20 outubro 2014

O que o PS quer fazer com a dívida?


Há uma modorra que se instalou na política portuguesa e que se plasma neste que é o Orçamento de Estado do purgatório: o único que é apresentado depois da saída oficial da troika e antes da total implementação do Tratado Orçamental. O último que é inteiramente desenhado por Passos e Portas e sancionado por Cavaco. O derradeiro antes de se saber com quem e como governará o Partido Socialista. É o orçamento da espera.

Neste cenário, a nova liderança do PS ganharia em apresentar uma solução alternativa ao verdadeiro nó górdio do Estado: 7900 milhões de euros apenas em pagamento de juros da dívida (um aumento de 3,6% em relação ao anterior orçamento) ou o mesmo que 104% da dotação orçamental da Saúde em 2014. A escolha de Ferro Rodrigues para a liderança da bancada parlamentar terá alentado alguns sectores à esquerda, não fosse ele um dos 74 subscritores do Manifesto "Reestruturar a dívida insustentável e promover o crescimento, recusando a austeridade", transformado numa petição pública que alcançou mais de 35 mil assinaturas.

O documento estabelece três medidas para a reestruturação: (I) o abaixamento significativo da taxa média de juro do stock da dívida; (II) extensão de maturidades da dívida para quarenta ou mais anos; (III) a reestruturação, pelo menos, de dívida acima dos 60% do PIB, tendo na base a divida oficial. Uma segunda petição, promovida pela "Iniciativa por uma auditoria cidadã à dívida", que será discutida no parlamento nesta quarta-feira, prevê que a reestruturação acarrete um processo de auditoria, a partir da criação de uma entidade pautada pela difusão democrática dessa informação e pela independência face ao poder financeiro.
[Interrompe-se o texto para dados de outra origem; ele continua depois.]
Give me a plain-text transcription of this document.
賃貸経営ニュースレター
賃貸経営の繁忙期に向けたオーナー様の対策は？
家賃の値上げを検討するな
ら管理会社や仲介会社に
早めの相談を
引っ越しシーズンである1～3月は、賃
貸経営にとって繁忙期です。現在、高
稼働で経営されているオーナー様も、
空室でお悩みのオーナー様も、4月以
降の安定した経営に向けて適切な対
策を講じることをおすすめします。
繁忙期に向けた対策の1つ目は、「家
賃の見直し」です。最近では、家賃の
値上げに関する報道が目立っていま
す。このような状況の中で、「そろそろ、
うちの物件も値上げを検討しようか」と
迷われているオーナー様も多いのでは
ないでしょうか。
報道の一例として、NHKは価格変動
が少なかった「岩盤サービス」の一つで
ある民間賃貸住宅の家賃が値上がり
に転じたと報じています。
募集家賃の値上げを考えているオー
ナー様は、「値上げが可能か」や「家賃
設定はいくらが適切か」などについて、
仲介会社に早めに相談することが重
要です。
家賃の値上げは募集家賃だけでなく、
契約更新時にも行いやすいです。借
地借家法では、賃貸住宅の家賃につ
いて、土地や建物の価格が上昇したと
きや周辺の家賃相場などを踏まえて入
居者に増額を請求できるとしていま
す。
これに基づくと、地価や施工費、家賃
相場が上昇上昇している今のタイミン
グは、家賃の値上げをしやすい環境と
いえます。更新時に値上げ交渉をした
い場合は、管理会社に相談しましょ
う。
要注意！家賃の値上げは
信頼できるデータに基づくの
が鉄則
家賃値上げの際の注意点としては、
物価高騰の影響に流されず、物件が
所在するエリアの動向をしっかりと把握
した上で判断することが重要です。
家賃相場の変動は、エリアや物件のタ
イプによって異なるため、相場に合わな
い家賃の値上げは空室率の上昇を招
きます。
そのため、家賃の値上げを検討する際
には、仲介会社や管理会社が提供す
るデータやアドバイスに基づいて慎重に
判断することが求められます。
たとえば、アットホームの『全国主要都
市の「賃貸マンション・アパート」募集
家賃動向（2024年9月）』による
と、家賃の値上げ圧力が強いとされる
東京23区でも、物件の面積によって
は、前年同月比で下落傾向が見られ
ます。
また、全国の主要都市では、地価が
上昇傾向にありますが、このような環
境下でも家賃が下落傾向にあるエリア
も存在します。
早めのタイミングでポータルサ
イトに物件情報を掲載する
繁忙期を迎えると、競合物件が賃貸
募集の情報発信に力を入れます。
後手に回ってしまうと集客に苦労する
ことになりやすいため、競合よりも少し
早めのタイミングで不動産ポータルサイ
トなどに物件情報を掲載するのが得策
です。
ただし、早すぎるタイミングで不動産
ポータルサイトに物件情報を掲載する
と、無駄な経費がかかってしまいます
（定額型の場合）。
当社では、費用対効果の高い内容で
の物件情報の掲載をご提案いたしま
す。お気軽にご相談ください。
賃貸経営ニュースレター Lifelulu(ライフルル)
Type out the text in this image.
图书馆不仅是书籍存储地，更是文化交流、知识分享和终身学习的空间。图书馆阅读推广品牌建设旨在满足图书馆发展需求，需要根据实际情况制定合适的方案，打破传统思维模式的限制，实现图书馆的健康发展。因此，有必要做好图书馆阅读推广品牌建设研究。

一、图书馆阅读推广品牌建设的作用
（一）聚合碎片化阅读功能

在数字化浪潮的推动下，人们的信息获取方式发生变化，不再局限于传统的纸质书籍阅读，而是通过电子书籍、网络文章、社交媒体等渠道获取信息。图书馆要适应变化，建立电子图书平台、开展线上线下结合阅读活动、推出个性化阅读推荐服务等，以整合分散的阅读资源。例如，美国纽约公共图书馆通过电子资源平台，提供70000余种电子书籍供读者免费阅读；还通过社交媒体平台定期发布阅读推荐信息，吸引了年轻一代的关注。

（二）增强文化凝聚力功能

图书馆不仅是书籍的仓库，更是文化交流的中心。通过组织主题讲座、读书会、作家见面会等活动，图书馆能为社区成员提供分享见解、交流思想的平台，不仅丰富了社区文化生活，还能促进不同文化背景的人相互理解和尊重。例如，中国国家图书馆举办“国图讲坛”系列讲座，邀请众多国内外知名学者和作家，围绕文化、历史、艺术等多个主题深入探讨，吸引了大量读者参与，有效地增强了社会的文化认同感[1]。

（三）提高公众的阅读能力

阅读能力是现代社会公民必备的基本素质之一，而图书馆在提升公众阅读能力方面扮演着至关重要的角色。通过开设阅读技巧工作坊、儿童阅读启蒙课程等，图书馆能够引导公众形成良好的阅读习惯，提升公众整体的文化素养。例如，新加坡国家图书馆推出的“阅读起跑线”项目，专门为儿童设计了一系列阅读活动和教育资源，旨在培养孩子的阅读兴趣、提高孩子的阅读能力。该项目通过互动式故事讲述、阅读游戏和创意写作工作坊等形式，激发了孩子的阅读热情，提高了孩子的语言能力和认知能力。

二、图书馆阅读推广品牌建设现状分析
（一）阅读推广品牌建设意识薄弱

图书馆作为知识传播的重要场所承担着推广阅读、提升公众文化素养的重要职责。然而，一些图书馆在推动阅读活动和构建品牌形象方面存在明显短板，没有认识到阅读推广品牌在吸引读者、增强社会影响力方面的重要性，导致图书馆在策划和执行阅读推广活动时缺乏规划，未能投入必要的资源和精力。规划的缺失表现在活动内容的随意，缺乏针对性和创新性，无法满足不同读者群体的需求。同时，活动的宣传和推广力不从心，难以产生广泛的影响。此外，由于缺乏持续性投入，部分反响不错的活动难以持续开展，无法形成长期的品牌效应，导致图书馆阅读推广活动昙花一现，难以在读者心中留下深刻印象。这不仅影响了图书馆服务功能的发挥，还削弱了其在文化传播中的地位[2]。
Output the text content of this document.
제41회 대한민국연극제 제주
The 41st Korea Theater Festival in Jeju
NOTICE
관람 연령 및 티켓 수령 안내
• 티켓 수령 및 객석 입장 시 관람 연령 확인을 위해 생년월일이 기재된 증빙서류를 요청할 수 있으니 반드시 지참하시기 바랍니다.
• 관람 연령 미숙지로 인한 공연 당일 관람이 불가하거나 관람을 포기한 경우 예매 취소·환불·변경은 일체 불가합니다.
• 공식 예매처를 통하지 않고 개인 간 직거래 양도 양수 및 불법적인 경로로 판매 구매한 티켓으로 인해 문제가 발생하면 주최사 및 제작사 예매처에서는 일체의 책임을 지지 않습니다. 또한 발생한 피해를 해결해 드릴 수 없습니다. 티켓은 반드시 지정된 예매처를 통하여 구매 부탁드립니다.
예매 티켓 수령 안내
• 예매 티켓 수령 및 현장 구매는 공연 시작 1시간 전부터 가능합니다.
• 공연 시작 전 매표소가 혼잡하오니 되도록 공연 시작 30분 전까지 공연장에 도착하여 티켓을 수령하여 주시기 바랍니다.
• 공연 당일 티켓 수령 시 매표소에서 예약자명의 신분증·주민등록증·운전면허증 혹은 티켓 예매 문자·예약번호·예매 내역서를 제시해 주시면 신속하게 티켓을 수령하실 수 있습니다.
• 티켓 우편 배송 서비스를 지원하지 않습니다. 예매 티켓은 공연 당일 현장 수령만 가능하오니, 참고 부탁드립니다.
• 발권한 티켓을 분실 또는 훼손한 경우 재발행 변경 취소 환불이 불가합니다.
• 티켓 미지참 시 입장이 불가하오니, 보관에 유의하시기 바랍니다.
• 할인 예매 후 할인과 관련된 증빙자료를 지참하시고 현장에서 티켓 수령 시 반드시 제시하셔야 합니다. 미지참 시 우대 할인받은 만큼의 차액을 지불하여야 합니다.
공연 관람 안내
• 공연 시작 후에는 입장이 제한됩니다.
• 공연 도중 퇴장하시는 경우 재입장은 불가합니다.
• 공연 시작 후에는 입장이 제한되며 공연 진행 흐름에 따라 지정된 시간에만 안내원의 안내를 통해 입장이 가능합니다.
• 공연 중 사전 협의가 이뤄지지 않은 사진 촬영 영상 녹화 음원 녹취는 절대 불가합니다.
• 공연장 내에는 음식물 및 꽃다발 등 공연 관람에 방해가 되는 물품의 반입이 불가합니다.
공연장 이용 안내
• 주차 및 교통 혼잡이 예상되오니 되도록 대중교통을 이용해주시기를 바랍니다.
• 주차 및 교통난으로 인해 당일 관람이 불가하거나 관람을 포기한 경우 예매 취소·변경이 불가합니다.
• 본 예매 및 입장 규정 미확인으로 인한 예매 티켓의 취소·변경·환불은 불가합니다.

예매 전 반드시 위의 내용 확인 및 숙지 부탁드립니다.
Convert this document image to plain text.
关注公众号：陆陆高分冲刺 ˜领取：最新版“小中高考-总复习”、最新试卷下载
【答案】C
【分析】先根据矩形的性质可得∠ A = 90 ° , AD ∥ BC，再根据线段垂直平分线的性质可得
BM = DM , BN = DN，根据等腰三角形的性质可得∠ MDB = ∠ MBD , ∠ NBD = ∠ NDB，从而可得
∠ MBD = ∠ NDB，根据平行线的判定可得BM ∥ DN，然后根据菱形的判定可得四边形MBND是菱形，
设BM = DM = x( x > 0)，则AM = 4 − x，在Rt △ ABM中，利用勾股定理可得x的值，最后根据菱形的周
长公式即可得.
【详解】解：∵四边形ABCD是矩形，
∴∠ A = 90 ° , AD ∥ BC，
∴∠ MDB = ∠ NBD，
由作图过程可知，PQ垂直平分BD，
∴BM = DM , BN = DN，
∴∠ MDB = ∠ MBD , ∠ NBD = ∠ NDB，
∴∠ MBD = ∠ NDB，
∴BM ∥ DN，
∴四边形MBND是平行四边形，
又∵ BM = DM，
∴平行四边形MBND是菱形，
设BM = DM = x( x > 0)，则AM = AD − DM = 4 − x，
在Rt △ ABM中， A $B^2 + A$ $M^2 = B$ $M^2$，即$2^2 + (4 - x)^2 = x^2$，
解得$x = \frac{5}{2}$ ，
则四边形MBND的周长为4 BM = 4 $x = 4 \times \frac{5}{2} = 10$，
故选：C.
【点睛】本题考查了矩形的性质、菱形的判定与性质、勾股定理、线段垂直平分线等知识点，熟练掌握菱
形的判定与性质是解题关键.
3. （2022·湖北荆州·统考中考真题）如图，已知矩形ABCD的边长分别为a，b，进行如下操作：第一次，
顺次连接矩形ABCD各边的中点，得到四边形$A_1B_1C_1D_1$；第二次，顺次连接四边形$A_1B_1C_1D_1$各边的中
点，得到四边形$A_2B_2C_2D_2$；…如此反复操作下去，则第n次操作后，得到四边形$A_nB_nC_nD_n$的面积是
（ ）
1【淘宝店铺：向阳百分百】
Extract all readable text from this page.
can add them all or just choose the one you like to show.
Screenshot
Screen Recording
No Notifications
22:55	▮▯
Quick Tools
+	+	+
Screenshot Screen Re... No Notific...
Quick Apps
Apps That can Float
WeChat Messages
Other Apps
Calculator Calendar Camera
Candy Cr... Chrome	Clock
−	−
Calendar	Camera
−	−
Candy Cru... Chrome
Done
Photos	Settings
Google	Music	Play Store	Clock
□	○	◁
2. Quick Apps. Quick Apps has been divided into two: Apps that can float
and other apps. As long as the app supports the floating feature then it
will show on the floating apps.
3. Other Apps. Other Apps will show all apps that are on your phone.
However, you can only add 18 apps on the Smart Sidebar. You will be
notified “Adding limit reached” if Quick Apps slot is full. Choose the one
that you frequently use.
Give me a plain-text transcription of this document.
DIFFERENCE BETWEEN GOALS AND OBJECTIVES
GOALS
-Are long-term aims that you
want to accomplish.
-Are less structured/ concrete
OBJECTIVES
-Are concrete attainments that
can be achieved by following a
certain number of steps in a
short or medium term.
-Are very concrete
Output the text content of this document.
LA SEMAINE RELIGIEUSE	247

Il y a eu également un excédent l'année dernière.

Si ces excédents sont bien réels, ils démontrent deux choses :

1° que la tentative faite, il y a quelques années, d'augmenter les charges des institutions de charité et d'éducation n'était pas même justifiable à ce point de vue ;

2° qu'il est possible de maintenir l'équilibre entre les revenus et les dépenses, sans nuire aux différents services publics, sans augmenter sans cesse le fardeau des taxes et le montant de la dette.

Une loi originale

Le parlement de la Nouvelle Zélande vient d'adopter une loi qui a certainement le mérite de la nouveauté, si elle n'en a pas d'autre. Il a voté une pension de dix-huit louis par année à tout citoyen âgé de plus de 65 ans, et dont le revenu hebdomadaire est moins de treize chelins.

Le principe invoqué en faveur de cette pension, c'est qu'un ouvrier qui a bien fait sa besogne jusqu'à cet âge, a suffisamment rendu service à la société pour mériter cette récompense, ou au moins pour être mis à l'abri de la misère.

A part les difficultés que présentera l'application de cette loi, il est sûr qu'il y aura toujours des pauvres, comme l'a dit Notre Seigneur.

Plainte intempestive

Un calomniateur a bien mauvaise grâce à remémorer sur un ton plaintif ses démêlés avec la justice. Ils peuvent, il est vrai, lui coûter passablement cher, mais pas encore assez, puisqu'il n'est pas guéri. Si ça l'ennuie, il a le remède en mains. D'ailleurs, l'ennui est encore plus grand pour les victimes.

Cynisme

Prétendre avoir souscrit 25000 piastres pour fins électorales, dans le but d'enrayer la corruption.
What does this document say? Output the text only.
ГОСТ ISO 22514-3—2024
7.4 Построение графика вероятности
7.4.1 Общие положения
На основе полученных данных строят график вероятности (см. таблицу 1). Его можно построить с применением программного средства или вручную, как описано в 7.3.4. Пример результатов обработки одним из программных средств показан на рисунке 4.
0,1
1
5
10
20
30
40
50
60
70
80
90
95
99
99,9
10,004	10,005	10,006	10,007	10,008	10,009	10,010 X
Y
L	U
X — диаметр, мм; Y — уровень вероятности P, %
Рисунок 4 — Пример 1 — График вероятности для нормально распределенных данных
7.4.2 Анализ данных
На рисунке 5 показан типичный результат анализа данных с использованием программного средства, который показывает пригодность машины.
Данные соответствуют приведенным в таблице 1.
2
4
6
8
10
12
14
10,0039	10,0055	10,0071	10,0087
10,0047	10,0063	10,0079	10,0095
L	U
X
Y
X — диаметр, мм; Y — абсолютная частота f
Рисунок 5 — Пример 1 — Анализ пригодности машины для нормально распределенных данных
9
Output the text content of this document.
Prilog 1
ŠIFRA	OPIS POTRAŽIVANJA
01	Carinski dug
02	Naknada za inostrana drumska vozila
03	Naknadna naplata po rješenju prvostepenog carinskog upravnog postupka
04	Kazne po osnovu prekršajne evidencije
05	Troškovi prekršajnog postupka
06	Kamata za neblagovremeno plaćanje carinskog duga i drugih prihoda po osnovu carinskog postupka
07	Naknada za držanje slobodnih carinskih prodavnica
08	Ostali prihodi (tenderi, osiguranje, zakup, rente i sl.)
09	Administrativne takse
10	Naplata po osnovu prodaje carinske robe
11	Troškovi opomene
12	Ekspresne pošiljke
Perante esta iniciativa, à qual Bloco e PCP responderam com projetos de resolução, o PS convocou o seu quartel-general de economistas, após o qual ficou conhecido o novo "nim" do partido: proposta de uma audição pública sobre a dívida pública sem qualquer referência à reestruturação.

Este debate ocorre num momento particular da implementação do Tratado Orçamental, com o governo francês a negociar com Bruxelas a extensão em dois anos no cumprimento das metas do défice. Mas ao contrário da tese recém forjada por Daniel Oliveira, que vê em Hollande um Moisés capaz de abrir o caminho ao incumprimento do Tratado Orçamental, o que o plano da Europa merkeliana nos diz é que o debate entre a social-democracia e a direita conservadora ficou reduzido a um tímido braço-de-ferro quanto aos níveis de investimento alemão. Nenhum espaço à reestruturação da dívida, tal como a missiva de Elisa Ferreira e Maria João Rodrigues deixou claro na reunião dos economistas: "A Alemanha não quer".

Haveria melhor momento do que este para falar grosso na resposta europeia ao principal problema orçamental dos países do sul: a dívida? João Galamba e outros dirigentes do PS continuarão a sua Draguimania, clamando pelas folgas e flexibilizações nos tratados, mas o PS seguirá sendo nesta matéria o que o diretor do Diário Económico de forma certeira e elogiosa classificou como "um partido de poder". O poder de mudar alguma coisa para que tudo fique na mesma.